Mols: “Eigenlijk verliezen we nu allemaal. We moeten extra vragen aanleveren, dat kost ons veel extra tijd. Ook voor studenten is het niet fijn, want nu moeten we andere dingen verzinnen om het spieken tegen te gaan. Helaas blijkt dat nodig. In Groningen zijn twee weken geleden tentamens zonder proctoring gehouden. Daar hebben studenten appgroepen gemaakt, waarin antwoorden aan elkaar werden doorgeappt. Je wilt toch dat de waarde van het diploma gewaarborgd blijft, ik denk dat proctoring zo slecht nog niet was.”

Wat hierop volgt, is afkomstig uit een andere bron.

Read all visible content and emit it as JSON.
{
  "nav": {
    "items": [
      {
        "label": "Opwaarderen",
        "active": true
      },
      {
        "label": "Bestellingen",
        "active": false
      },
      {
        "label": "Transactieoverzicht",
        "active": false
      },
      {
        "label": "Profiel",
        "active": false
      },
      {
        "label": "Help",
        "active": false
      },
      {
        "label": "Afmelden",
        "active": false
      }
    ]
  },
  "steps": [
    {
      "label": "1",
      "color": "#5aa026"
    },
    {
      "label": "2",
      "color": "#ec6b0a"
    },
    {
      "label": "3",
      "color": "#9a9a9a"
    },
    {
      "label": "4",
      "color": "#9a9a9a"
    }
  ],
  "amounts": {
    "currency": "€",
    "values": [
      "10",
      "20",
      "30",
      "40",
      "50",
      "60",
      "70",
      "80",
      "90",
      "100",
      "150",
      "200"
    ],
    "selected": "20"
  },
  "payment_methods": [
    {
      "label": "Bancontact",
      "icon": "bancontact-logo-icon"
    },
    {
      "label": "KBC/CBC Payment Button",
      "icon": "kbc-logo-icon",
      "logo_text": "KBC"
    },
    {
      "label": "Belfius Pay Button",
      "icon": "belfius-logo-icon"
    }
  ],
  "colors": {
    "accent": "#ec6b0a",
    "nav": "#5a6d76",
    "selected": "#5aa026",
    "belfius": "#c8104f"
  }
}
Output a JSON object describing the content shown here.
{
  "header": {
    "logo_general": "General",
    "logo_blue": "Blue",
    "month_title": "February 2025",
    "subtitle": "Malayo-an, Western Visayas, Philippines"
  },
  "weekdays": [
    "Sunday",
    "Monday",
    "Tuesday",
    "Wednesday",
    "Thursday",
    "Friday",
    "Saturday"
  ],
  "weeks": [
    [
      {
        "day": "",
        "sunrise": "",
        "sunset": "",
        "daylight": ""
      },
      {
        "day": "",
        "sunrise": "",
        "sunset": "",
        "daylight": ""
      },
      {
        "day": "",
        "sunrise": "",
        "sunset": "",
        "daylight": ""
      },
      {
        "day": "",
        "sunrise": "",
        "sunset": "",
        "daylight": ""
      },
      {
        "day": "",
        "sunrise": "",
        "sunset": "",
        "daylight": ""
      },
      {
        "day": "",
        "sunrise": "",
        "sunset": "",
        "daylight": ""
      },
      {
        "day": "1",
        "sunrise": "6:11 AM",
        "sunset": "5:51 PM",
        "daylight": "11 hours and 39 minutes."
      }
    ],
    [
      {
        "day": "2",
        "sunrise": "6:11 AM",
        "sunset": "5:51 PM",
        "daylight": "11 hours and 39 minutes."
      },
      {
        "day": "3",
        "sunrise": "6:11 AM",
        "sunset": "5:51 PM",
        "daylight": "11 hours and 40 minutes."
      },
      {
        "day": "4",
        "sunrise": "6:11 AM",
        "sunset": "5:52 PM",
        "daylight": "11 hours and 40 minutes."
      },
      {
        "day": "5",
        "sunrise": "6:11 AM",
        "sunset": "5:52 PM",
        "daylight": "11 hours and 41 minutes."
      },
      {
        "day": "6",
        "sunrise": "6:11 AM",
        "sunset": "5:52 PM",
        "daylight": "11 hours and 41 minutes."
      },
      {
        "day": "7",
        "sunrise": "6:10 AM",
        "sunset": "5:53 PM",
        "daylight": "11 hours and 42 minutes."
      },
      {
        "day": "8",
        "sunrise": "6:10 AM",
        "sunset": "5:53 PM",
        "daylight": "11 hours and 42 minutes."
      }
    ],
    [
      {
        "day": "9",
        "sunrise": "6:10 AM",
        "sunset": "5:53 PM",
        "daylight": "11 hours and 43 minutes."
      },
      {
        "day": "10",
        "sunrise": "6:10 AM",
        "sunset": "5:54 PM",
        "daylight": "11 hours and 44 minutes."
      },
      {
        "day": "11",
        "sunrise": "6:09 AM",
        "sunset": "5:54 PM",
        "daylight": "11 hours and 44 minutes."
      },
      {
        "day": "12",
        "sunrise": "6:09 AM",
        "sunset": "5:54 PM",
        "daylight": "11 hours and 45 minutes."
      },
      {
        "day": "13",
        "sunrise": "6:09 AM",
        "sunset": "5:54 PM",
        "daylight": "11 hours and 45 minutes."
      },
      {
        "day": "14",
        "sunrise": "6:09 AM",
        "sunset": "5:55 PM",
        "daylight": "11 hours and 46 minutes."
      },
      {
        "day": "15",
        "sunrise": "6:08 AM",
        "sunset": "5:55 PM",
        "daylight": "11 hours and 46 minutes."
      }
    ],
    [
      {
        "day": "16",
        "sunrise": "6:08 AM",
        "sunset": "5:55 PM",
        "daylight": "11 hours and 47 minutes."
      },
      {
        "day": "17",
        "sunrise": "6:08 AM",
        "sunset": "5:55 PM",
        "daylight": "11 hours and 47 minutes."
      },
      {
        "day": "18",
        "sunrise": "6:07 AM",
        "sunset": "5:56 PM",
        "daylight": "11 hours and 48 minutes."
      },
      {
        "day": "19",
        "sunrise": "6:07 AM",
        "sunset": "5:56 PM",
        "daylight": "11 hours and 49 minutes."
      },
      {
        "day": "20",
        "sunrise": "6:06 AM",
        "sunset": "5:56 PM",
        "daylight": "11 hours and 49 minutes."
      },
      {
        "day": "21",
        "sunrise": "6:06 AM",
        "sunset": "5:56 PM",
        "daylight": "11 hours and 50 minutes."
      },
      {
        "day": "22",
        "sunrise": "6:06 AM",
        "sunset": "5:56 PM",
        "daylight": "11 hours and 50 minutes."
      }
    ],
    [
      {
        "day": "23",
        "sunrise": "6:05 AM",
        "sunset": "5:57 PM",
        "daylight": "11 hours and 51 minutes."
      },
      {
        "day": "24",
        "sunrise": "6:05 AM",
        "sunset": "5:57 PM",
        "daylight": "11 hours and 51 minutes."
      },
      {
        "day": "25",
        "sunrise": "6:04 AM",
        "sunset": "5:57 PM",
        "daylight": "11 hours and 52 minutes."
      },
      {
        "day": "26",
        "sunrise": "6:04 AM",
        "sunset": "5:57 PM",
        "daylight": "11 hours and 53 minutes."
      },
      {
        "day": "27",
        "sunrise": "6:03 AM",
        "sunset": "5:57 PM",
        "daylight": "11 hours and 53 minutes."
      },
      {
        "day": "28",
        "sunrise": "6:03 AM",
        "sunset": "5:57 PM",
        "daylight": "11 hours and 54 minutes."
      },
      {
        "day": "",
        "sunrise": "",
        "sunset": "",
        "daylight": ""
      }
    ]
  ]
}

“Als argument tegen proctoring wordt vaak gegeven dat er binnengekeken wordt in je huiskamer. Ik heb bij zoveel mensen naar binnen kunnen kijken en kinderen door het beeld zien rennen. Mijn studenten zien ook weleens mijn kinderen om twaalf uur ’s middags in pyjama hier rondlopen. Sorry, maar zo werkt het gewoon nu.”
Mommersteeg: “Uiteindelijk hebben we allemaal hetzelfde doel voor ogen. Wij willen goed onderwijs geven, studenten willen goed onderwijs krijgen. We doen echt ons uiterste best.”